Question
Luther is a successful logistical services firm. It is an all-equity firm that currently has $2 billion in cash. Luther has decided to issue new
Luther is a successful logistical services firm. It is an all-equity firm that currently has $2 billion in cash. Luther has decided to issue new debt of $3b. With the $3bn raised from its debt plus the $2bn in cash, Luther will repurchase shares from its investors, and has already announced the stock repurchase plan. Currently Luther is an all equity firm with 1.25 billion shares outstanding. Luther's shares are currently trading at $20 per share. Assume that capital markets are perfect.

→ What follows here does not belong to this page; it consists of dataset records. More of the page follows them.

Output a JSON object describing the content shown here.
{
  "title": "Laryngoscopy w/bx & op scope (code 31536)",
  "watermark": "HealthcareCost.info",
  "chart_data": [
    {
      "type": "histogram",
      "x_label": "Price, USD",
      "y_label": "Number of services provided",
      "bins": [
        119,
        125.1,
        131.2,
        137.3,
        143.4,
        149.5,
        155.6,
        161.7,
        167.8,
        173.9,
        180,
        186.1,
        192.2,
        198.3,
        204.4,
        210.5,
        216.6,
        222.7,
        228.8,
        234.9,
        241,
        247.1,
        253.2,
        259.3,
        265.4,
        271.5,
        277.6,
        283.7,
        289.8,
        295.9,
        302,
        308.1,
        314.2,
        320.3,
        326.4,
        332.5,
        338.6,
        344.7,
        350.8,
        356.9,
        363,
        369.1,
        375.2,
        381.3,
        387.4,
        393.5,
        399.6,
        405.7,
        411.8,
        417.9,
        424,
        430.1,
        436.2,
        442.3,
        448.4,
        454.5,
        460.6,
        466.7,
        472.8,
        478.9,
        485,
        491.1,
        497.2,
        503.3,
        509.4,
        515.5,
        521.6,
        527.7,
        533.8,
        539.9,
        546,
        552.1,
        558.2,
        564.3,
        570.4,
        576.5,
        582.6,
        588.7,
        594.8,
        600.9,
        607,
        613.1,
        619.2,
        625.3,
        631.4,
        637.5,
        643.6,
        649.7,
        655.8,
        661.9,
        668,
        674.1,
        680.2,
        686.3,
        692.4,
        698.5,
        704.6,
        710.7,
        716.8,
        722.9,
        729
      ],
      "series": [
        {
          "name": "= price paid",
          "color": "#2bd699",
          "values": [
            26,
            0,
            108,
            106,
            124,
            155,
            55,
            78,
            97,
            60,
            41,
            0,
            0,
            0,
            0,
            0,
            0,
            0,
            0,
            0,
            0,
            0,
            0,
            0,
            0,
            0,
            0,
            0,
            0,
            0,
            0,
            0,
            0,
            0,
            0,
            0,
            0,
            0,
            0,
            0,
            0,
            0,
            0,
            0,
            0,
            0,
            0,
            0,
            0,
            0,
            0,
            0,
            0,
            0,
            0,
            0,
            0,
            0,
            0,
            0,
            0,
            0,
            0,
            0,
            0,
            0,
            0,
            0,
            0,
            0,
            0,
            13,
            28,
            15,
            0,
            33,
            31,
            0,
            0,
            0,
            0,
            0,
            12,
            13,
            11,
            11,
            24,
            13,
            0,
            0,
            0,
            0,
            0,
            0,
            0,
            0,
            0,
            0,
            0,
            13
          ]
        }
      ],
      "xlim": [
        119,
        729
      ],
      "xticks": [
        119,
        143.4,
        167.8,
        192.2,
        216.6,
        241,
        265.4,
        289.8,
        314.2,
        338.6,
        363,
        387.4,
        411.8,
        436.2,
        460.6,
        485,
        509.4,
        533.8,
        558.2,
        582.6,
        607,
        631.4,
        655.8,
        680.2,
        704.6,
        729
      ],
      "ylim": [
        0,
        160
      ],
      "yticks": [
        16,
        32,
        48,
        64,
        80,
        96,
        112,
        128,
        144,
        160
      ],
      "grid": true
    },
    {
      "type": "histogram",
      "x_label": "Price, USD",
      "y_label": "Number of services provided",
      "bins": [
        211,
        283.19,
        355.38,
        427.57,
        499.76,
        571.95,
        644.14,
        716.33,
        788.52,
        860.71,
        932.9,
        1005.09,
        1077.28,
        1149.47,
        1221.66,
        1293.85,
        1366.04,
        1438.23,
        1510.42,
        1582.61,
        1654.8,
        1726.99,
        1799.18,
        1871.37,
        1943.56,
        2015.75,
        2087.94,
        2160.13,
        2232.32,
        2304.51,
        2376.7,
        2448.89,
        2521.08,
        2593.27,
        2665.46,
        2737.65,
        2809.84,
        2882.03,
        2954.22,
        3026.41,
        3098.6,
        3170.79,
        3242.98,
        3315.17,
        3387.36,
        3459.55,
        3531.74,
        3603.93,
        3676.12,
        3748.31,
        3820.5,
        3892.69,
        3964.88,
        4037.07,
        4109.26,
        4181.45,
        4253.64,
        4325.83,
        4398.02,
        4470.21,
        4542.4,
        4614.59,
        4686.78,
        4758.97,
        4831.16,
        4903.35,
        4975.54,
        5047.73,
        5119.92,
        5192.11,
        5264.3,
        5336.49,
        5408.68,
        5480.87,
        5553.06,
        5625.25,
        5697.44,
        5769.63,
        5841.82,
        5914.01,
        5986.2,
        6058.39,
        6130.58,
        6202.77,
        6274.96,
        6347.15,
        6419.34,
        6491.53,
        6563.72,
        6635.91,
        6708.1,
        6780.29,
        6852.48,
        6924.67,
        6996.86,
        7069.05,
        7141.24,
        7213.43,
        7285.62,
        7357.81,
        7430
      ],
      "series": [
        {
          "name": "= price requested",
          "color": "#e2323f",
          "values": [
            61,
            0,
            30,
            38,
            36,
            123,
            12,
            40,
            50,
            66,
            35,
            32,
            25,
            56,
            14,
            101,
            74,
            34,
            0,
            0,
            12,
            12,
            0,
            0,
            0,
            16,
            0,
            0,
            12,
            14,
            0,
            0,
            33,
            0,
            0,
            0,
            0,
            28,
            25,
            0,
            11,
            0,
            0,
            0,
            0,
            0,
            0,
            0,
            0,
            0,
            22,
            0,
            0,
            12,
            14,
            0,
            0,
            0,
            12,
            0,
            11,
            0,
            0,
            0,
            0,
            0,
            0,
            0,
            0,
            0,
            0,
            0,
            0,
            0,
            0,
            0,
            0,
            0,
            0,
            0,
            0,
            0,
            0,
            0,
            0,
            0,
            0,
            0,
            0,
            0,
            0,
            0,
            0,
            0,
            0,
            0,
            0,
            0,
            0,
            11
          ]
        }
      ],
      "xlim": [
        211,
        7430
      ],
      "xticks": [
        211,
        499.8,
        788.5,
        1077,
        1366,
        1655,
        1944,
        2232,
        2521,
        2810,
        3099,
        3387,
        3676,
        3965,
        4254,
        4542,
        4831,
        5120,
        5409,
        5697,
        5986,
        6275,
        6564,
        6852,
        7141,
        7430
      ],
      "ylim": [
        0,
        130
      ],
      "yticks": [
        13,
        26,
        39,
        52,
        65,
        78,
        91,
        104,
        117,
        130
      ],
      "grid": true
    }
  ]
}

1.) The market capitalization of Luther before this transaction takes place is: A) $20 billion B) $19 billion C) $25 billion D) $24 billion
2. After the repurchase how many shares will Luther have outstanding? A) 0.75 billion B) 1.0 billion C) 1.1 billion D) 1.2 billion
3. With perfect capital markets, what is the market value of Luther's equity after the share repurchase? A) $15 billion B) $10 billion C) $25 billion D) $20 billion
4. With perfect capital markets, what is the market price per share of Luther's stock after the share repurchase? A) $25 B) $24 C) $15 D) $20
5. Suppose you are a shareholder in Luther holding 200 shares, and you disagree with the decision to lever the firm. You can undo the effect of this decision by A) borrowing $800 and buying 40 shares of stock. B) selling 30 shares of stock and lending $600 C) borrowing $1200 and buying 60 shares of stock. D) selling 60 shares of stock and lending $1200.